Looking at the keyboard from a side-on view you'll see that the keys are also raised towards the centre in a dome-like shape, which again makes for a natural and comfortable position for your hands and fingers when typing. Another innovation is that Microsoft has split the space bar in half, with one half being the traditional space key, and the other acting as the backspace key. This is supposed to give you even easier access to the backspace (which is traditionally kept in the top right-hand corner of the keyboard), handy if you're a particularly accident-prone typist. It takes a bit of getting used to, and if you're not keen it is easy enough to change to a regular space key as well, thanks to the software you can install from Microsoft's website.
The large size of the space bar meant that we were often accidentally touching it when were typing, which became annoying, however. The keys themselves have little travel, which means they do not depress far when typing. While this helps reduce strain, it might annoying people who prefer a more 'clicky' and responsive feel to their keyboards. If that's the case we'd perhaps recommend looking at a mechanical keyboard such as the QPAD MK-85 or Cooler Master Storm Quick Fire Rapid, which are particularly good for gaming. Along the bottom of the keyboard is a removable wrist rest which helps make typing more comfortable.
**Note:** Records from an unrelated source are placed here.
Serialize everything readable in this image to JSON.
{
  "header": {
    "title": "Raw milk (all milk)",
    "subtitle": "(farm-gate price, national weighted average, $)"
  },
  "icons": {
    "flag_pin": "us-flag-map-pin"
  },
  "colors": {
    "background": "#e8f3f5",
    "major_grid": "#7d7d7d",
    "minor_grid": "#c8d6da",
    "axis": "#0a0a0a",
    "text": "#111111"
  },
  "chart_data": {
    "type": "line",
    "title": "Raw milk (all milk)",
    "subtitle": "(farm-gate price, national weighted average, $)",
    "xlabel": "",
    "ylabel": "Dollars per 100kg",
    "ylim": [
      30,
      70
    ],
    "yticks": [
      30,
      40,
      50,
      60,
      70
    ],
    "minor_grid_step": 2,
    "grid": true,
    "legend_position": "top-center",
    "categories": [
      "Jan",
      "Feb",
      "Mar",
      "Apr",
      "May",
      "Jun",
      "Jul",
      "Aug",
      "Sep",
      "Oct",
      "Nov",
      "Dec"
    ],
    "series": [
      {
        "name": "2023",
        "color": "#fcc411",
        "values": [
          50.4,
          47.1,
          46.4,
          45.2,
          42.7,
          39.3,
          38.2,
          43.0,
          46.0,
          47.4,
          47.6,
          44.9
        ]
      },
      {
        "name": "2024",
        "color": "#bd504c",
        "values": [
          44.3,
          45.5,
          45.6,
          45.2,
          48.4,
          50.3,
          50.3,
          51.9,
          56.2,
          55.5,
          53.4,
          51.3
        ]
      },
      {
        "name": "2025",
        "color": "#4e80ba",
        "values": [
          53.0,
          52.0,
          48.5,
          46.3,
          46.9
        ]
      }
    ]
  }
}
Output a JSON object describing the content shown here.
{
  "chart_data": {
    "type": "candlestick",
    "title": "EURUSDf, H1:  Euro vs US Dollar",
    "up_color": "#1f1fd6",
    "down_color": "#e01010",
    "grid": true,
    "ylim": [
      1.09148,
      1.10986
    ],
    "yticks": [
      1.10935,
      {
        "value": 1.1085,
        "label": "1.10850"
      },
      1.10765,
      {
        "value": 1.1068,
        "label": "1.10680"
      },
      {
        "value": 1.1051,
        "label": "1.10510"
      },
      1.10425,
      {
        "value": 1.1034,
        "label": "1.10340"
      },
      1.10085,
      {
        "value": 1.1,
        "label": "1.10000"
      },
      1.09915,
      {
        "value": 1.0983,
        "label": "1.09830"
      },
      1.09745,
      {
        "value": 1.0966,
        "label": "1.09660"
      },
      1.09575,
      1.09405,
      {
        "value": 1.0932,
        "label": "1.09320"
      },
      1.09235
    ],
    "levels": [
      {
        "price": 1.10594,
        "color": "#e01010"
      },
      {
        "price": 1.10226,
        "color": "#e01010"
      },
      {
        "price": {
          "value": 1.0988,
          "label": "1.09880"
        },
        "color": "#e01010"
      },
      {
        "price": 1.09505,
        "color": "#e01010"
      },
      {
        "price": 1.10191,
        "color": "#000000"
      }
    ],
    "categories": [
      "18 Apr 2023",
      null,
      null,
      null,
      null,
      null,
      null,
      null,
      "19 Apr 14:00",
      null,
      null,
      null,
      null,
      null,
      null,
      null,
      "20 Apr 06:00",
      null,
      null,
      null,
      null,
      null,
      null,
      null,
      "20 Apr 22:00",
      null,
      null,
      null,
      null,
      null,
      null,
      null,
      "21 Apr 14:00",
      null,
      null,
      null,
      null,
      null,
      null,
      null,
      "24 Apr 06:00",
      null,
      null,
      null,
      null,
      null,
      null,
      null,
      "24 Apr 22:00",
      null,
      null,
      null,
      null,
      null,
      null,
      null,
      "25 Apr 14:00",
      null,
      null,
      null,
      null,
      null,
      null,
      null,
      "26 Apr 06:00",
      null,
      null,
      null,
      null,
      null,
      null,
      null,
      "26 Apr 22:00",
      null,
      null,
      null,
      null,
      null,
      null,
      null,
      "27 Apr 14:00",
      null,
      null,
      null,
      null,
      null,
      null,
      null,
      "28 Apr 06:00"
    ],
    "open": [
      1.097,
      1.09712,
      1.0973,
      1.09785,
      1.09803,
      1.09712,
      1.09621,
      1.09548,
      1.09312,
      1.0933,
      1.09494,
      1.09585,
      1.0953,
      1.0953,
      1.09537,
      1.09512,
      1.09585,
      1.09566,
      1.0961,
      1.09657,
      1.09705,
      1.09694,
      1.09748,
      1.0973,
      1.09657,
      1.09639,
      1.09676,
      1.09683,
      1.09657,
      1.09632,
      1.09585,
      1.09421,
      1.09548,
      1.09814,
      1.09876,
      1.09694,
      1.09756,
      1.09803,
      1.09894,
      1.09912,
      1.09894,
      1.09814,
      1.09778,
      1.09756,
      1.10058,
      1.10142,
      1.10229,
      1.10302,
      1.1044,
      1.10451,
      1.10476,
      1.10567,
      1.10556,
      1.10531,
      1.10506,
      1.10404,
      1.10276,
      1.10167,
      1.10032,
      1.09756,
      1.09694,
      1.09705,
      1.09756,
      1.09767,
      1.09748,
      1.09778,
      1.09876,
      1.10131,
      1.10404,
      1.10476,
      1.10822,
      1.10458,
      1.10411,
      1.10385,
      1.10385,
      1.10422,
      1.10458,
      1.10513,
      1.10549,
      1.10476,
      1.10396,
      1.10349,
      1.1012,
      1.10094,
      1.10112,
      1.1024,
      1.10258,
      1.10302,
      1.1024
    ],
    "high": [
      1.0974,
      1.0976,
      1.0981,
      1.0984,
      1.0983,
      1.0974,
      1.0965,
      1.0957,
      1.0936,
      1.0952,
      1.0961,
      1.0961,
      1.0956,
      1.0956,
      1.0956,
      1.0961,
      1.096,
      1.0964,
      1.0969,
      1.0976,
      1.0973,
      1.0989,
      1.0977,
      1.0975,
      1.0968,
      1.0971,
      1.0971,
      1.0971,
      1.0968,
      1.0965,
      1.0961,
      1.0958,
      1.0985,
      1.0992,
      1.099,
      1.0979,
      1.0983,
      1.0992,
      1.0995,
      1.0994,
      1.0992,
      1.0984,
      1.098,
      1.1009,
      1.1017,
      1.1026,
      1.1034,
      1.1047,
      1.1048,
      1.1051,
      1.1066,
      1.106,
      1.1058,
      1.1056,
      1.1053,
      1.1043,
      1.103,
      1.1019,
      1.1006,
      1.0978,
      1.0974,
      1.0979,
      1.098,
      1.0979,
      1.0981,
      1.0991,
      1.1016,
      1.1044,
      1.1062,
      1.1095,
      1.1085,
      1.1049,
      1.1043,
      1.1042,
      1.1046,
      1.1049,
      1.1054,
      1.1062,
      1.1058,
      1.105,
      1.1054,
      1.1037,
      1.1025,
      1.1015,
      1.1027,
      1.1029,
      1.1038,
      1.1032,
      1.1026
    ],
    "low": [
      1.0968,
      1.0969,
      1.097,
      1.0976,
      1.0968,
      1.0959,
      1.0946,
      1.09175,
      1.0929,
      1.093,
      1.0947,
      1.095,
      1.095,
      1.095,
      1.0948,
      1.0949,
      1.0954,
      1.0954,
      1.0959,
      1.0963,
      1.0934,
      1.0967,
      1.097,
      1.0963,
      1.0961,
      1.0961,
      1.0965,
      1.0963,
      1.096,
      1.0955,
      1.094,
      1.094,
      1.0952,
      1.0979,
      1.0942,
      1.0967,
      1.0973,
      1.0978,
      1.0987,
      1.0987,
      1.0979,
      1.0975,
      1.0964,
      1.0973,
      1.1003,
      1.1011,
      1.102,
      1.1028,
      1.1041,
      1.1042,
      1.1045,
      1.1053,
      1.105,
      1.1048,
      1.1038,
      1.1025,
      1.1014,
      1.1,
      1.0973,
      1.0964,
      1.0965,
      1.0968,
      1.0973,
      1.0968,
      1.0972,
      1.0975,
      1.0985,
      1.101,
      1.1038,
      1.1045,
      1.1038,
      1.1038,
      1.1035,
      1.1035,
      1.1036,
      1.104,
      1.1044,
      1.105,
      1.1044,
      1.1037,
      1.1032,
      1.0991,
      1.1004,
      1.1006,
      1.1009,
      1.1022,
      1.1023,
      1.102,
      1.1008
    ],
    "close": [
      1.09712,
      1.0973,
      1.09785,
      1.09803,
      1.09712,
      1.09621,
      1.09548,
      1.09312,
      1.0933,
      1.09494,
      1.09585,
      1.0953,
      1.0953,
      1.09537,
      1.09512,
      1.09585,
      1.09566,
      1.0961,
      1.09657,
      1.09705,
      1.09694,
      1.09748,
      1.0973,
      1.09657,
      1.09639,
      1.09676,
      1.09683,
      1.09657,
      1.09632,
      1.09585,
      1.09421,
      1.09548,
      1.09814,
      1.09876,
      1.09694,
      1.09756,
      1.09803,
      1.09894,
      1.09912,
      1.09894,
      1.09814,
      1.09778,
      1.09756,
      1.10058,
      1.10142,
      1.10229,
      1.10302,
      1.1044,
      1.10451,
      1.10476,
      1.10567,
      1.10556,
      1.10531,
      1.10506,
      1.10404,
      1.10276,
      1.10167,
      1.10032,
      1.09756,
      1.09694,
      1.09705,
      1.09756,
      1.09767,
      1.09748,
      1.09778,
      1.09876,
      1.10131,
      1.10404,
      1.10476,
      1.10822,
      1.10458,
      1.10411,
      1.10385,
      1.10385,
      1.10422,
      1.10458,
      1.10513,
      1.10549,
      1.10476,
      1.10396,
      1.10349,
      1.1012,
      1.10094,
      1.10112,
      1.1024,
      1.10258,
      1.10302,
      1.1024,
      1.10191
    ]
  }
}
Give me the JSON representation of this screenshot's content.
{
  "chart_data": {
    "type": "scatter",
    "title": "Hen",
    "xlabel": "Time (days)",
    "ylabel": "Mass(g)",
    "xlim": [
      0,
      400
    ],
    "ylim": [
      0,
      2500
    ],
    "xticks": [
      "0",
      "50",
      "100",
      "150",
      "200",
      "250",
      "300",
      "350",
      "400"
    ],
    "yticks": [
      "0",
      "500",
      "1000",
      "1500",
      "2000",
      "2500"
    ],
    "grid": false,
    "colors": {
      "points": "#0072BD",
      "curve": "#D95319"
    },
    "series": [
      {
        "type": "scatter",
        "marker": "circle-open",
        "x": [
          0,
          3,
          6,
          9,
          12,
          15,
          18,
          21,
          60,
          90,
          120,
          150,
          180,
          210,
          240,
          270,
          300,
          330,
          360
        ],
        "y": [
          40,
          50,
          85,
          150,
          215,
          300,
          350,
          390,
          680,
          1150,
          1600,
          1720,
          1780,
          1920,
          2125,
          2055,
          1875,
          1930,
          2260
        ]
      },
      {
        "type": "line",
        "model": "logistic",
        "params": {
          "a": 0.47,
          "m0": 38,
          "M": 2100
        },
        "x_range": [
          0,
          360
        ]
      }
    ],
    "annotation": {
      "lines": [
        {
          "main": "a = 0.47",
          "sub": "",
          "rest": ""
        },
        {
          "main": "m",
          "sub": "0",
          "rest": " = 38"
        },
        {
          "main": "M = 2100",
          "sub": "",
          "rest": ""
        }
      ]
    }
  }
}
A number of function keys run across the top of the keyboard, and a quick flick of a switch turns them into shortcuts for Windows 8 devices.
The mouse that comes with the Microsoft Sculpt Comfort Desktop is far more successful, we feel, than the one found in the Sculpt Ergonomic Desktop kit, as it is less cumbersome, and easier to fit in the hand. An indent makes it easy to rest your thumb on when using, and a blue strip along the side lets you replicate some touch gestures when using Windows 8. This is a nice feature, and helps make Windows 8 easier to use when you're relying on a traditional keyboard and mouse setup.
Overall the Microsoft Sculpt Comfort Desktop is a decent mouse and keyboard combo, that does the job well, is solidly built and has a few nice features, but plays it a bit too safe. Unlike the striking design of the Sculpt Ergonomic Desktop kit, which uses a bold design to help keep you safe when working for long periods of time, there's not much to recommend the Microsoft Sculpt Comfort Desktop over other keyboards and mice. That's not to say they're bad though – if you're looking for a new keyboard and mouse then you should definitely consider the Microsoft Sculpt Comfort Desktop, but there are cheaper keyboard and mouse combos out there that do the job just as well – if not better.
As we've come to expect from Microsoft's peripherals, both the keyboard and mouse have excellent build quality, and they look good too. The curves and raised keys of the keyboard certainly make it comfortable to use, and it didn't take long to adapt to the new layout. The mouse is comfortable to use, and both come with batteries included, which is always nice.
The keys on the keyboard could do with a tiny bit more travel to make typing on them more satisfying – sometimes you're not quite sure if you've properly hit a key when typing fast. While the Windows 8 features are nice, there's not really enough to make us recommend this keyboard and mouse above its competitors – especially if you don't have Windows 8.
Microsoft has produced a very competent keyboard and mouse combo that's well made and comfortable to use. If you suffer from carpal tunnel syndrome, RSI or similar, then the Microsoft Sculpt Comfort Desktop won't be for you, and you'd be better off looking at the Sculpt Ergonomic Desktop kit instead.